Ainsi, ce qui rend complexe la transformation de BM, c’est que cette transformation vers un modèle de distribution omni-canal nécessite une remise en question permanente de la part des distributeurs traditionnels. Elle les entraîne à devoir sans cesse adapter leurs ressources et compétences pour satisfaire les attentes croissantes des consommateurs et continuer à assurer une viabilité économique face à une concurrence de plus en plus rude.

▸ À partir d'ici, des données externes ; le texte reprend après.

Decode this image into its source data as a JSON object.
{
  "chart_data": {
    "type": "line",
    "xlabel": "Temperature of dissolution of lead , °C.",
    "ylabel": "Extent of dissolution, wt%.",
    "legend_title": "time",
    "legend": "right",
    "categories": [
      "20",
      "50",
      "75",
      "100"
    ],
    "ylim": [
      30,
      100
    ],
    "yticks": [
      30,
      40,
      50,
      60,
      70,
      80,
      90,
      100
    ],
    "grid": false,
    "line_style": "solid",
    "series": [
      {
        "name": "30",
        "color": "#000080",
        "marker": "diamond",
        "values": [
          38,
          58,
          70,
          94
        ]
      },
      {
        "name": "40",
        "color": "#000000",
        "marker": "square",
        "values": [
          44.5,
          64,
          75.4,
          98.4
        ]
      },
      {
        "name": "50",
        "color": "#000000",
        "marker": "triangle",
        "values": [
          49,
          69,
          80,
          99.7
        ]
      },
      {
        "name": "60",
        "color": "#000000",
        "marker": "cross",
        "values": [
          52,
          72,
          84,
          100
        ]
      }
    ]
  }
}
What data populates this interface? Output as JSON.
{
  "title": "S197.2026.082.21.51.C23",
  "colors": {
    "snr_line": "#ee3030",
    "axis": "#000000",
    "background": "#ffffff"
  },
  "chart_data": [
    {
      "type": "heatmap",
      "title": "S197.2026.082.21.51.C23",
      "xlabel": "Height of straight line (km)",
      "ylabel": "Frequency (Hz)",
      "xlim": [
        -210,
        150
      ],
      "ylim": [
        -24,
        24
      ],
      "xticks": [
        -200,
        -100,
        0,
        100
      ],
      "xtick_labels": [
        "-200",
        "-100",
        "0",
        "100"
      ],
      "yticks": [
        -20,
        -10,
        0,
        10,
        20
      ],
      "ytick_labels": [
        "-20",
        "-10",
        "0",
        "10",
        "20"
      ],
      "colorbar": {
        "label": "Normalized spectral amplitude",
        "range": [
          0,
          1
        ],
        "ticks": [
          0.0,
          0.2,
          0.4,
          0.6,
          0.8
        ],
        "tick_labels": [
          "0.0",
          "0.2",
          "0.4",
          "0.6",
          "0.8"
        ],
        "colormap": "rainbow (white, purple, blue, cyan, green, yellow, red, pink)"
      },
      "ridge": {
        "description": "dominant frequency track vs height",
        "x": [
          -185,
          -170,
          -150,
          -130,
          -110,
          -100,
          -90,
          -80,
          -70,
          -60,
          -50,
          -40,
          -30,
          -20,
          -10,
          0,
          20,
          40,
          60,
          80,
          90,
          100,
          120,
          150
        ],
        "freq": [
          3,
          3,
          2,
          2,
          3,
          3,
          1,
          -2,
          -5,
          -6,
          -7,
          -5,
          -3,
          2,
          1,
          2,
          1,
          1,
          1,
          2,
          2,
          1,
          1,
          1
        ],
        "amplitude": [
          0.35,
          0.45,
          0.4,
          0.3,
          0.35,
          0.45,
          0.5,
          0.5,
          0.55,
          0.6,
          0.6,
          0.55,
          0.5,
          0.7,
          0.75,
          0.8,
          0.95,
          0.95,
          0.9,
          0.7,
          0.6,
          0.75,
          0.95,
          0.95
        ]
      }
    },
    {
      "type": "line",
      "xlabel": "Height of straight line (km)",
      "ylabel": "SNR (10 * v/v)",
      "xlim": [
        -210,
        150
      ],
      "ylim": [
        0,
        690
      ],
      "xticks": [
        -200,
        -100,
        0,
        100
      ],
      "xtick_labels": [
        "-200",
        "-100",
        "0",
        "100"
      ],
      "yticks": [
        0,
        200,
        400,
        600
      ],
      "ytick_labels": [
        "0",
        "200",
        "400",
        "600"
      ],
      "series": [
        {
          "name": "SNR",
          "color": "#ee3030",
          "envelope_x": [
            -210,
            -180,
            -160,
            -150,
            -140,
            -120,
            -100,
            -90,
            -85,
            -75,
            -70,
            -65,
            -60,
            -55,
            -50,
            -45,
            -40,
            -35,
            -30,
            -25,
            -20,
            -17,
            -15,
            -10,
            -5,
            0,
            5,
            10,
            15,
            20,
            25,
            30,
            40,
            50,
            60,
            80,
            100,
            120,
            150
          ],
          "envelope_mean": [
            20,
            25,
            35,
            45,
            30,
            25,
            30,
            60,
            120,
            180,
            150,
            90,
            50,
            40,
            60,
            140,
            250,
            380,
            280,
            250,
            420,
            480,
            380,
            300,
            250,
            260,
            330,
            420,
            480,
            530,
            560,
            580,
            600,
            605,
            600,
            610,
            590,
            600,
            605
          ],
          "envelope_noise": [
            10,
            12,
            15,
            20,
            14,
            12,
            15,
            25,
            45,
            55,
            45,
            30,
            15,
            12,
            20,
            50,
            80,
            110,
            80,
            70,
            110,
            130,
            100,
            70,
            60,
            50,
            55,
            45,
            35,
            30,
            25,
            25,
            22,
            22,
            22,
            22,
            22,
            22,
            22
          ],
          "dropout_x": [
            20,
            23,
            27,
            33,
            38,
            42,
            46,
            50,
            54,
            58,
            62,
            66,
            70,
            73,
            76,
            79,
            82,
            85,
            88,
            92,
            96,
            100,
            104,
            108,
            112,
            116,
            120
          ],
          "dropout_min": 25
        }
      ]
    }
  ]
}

Pour créer de la valeur pour le client mais aussi être à même de capter une partie de la valeur, la littérature souligne que les distributeurs traditionnels devraient pouvoir proposer une expérience de consommation sans couture. Pour être à même de proposer cette expérience sans couture, les distributeurs traditionnels doivent ainsi revoir la manière dont

ils gèrent leurs ressources et compétences mais aussi la manière dont ils sont organisés. Nous allons maintenant étudier plus en détail, un deuxième point clés apparu dans l’analyse de nos données : la manière dont les distributeurs tentent de « désiloter leur organisation » pour mettre en place un BM omni-canal.

Sous-section 2.2. « Désiloter » l’organisation pour mieux satisfaire le client

La nécessité de casser les silos préalablement créés par l’organisation constitue l’une des caractéristiques principales de la mutation vers une distribution omni-canal (Cao, 2014).